If your reaction was to be shocked that it happened in a school, ask yourself what kind of school environment allows such hostility and resentment to build, encourages such a climate of open violence and hostility, that suppresses us and then gives us these violent roles to play out. If your reaction was to be outraged that it happened in a school, ask yourself why you’re not outraged when it happens in the street. Ask yourself what we might be able to do about it.
If your reaction was “wow, Poughkeepsie schools really are so bad,” think about every single young person who’s being taught to internalize that message, to accept it as normal. Ask whether the message that sends to our youth is that they’re the “bad Poughkeepsie” everyone’s afraid of. Think about what that message does, and will do, to a young and growing mind.
I wouldn’t ask you to do it if I wasn’t already doing it myself.

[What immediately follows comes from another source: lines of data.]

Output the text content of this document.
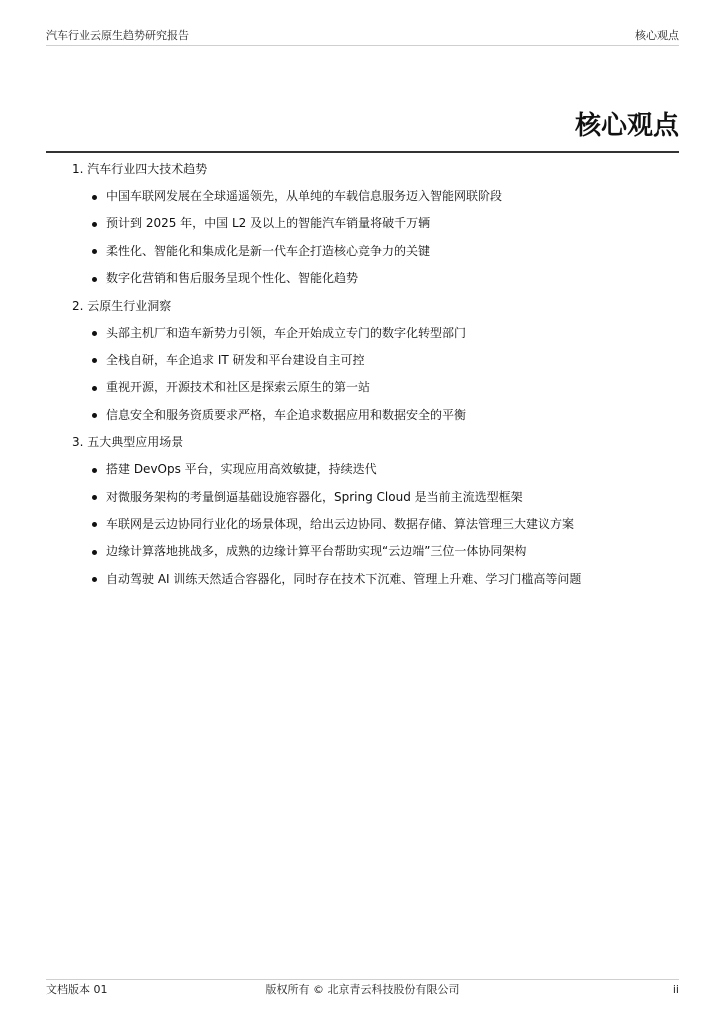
汽车行业云原生趋势研究报告	核心观点
核心观点
1. 汽车行业四大技术趋势
中国车联网发展在全球遥遥领先，从单纯的车载信息服务迈入智能网联阶段
预计到 2025 年，中国 L2 及以上的智能汽车销量将破千万辆
柔性化、智能化和集成化是新一代车企打造核心竞争力的关键
数字化营销和售后服务呈现个性化、智能化趋势
2. 云原生行业洞察
头部主机厂和造车新势力引领，车企开始成立专门的数字化转型部门
全栈自研，车企追求 IT 研发和平台建设自主可控
重视开源，开源技术和社区是探索云原生的第一站
信息安全和服务资质要求严格，车企追求数据应用和数据安全的平衡
3. 五大典型应用场景
搭建 DevOps 平台，实现应用高效敏捷，持续迭代
对微服务架构的考量倒逼基础设施容器化，Spring Cloud 是当前主流选型框架
车联网是云边协同行业化的场景体现，给出云边协同、数据存储、算法管理三大建议方案
边缘计算落地挑战多，成熟的边缘计算平台帮助实现“云边端”三位一体协同架构
自动驾驶 AI 训练天然适合容器化，同时存在技术下沉难、管理上升难、学习门槛高等问题
文档版本 01	版权所有 © 北京青云科技股份有限公司	ii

To productively process what happened today at Poughkeepsie High School, I’m asking myself all the questions above. I believe we’ve all got to ask ourselves these questions, so that the incident transcends its tragedy and becomes an opportunity for creating change in our community. Asking ourselves these questions is uncomfortable, and unpleasant, yes, but we have to look at ourselves before we point fingers. Students learn what we teach them. Let's turn this into an opportunity to take a long look at what it is, exactly, that we’re teaching our youth, what we may not even realize we're teaching them.
** One student who swore he didn't really have a reaction to the event. He said he was just glad to get out of having to do homework. And again I was reminded of the shooting I saw years before, the casual attitude towards violence those students displayed.
Very well done Mary!
ReplyDeleteMy first teaching job 20 years ago was at Poughkeepsie Middle School. I had attended city schools (NYC and lower Westchester) all my life, I thought I was no stranger to a multicultural environment. Nothing I had previously experience prepared me for pregnant 13 year olds (or girls having had more than one abortion already), kids flippantly threatening to blow up my car (which I didn't have yet), and being told to expect 1/3 of my students to fail the class. ONE THIRD was the expected failure rate. I have to say that I wasn't incredibly disappointed when my one-year leave replacement position was over. I learned more about LIFE from those students than in the following 20 years. It's very sad what those kids have to deal with, but even sadder that it's what they (and seemingly society) expect to grow up dealing with.